My poor sister, Amy. With good reason, she’d run away from my mom when they were living in Florida. After dropping out of high school at sixteen, she was waiting tables, living in North Hollywood with our family friend Julia, the one who eventually married my brother to stay in the country. Amy got her GED, but it would take her several years to decide she wanted to go back to school and become a nurse.
Ed and I saw our mom sporadically, and we checked in on Amy and Julia in their little two-bedroom apartment as often as we could. But we were laser-like in our focus. We wanted to be actors. Ed changed his name again and enrolled at UCLA as a theater major as Kyle Cranston. I took the impatient route. I wanted to get to work right away.

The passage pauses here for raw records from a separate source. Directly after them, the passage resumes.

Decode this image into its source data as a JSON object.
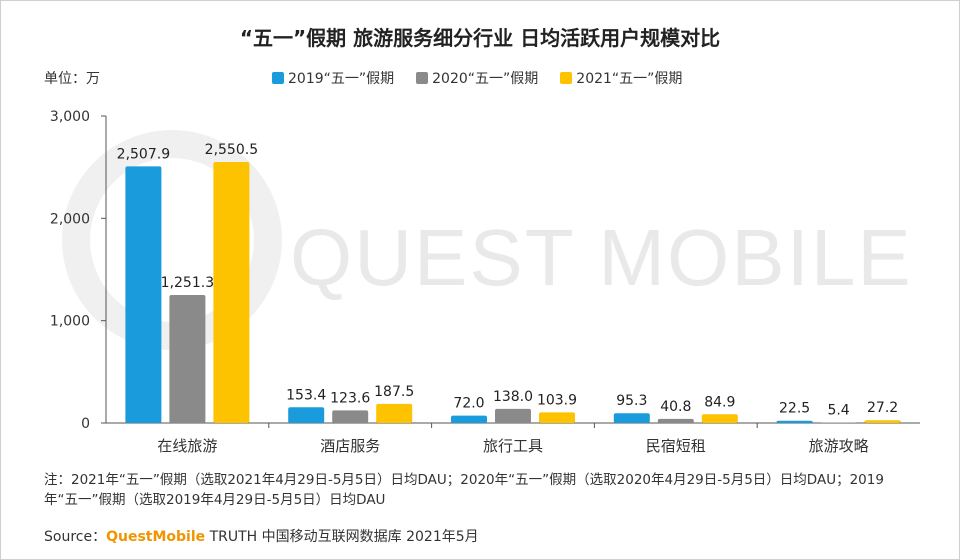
{
  "title": "“五一”假期 旅游服务细分行业 日均活跃用户规模对比",
  "unit_label": "单位：万",
  "watermark": "QUEST MOBILE",
  "chart_data": {
    "type": "bar",
    "categories": [
      "在线旅游",
      "酒店服务",
      "旅行工具",
      "民宿短租",
      "旅游攻略"
    ],
    "series": [
      {
        "name": "2019“五一”假期",
        "color": "#1a9bdc",
        "values": [
          2507.9,
          153.4,
          72.0,
          95.3,
          22.5
        ],
        "labels": [
          "2,507.9",
          "153.4",
          "72.0",
          "95.3",
          "22.5"
        ]
      },
      {
        "name": "2020“五一”假期",
        "color": "#8a8a8a",
        "values": [
          1251.3,
          123.6,
          138.0,
          40.8,
          5.4
        ],
        "labels": [
          "1,251.3",
          "123.6",
          "138.0",
          "40.8",
          "5.4"
        ]
      },
      {
        "name": "2021“五一”假期",
        "color": "#fdc200",
        "values": [
          2550.5,
          187.5,
          103.9,
          84.9,
          27.2
        ],
        "labels": [
          "2,550.5",
          "187.5",
          "103.9",
          "84.9",
          "27.2"
        ]
      }
    ],
    "ylim": [
      0,
      3000
    ],
    "yticks": [
      0,
      1000,
      2000,
      3000
    ],
    "ytick_labels": [
      "0",
      "1,000",
      "2,000",
      "3,000"
    ],
    "grid": false,
    "legend_position": "top"
  },
  "note": "注：2021年“五一”假期（选取2021年4月29日-5月5日）日均DAU；2020年“五一”假期（选取2020年4月29日-5月5日）日均DAU；2019年“五一”假期（选取2019年4月29日-5月5日）日均DAU",
  "source": {
    "prefix": "Source：",
    "brand": "QuestMobile",
    "suffix": " TRUTH 中国移动互联网数据库 2021年5月"
  }
}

Though our paths were different, our purpose was the same. And that spurred us to track down our dad. We hadn’t seen him in a decade, but my paternal grandmother, Alice, was still alive, so he wasn’t hard to find. I guess we could have tried earlier, but I think we’d assumed he didn’t have any interest.
But now we had a subject. Men have to have a subject, a reason. If a guy said to me, “Let’s have lunch together,” I’d say, “What’s up?” There has to be a reason. Women like to get together to get together. Men need a reason. Kyle and I had ours. We wanted to get into acting. We wanted his help. I think subconsciously we really wanted to reconnect with him, but we were scared to admit that.
Kyle and I decided that a reconciliation dinner at Grandma’s was the best idea; Grandma could be a buffer. And her presence did put us all at ease. We bantered. We discussed the business. My dad was glad to help, glad to have some neutral topic on which to focus.
Though we never talked about it directly—men of his generation didn’t talk about things—I think he felt a tremendous, heavy guilt about how he’d left. He just kept saying over and over again, “It was a bad time.” My brother and I would try for years after that to reopen the subject, but we’d never get much more than that. For my father, the past was the past. It was painful, and it could teach us nothing. So it wasn’t worth dredging up. Eventually I realized he had gone as far as he was capable.
Still, I saw how he tried with us, his forced casualness, his eagerness to help with our careers (he introduced me to my first talent agent, Doovid Barksin), and I felt the regret we all had about the unrecoverable chasm of lost time, the ten years he’d been gone, recede a bit.
We played racquetball. It was good to have an activity and something to hit. There was just the thwack of the racket and the hard boing of the ball and the focus and intensity and driving rhythms. There was winning and losing. I’m sure we said a lot in those games without ever saying a word.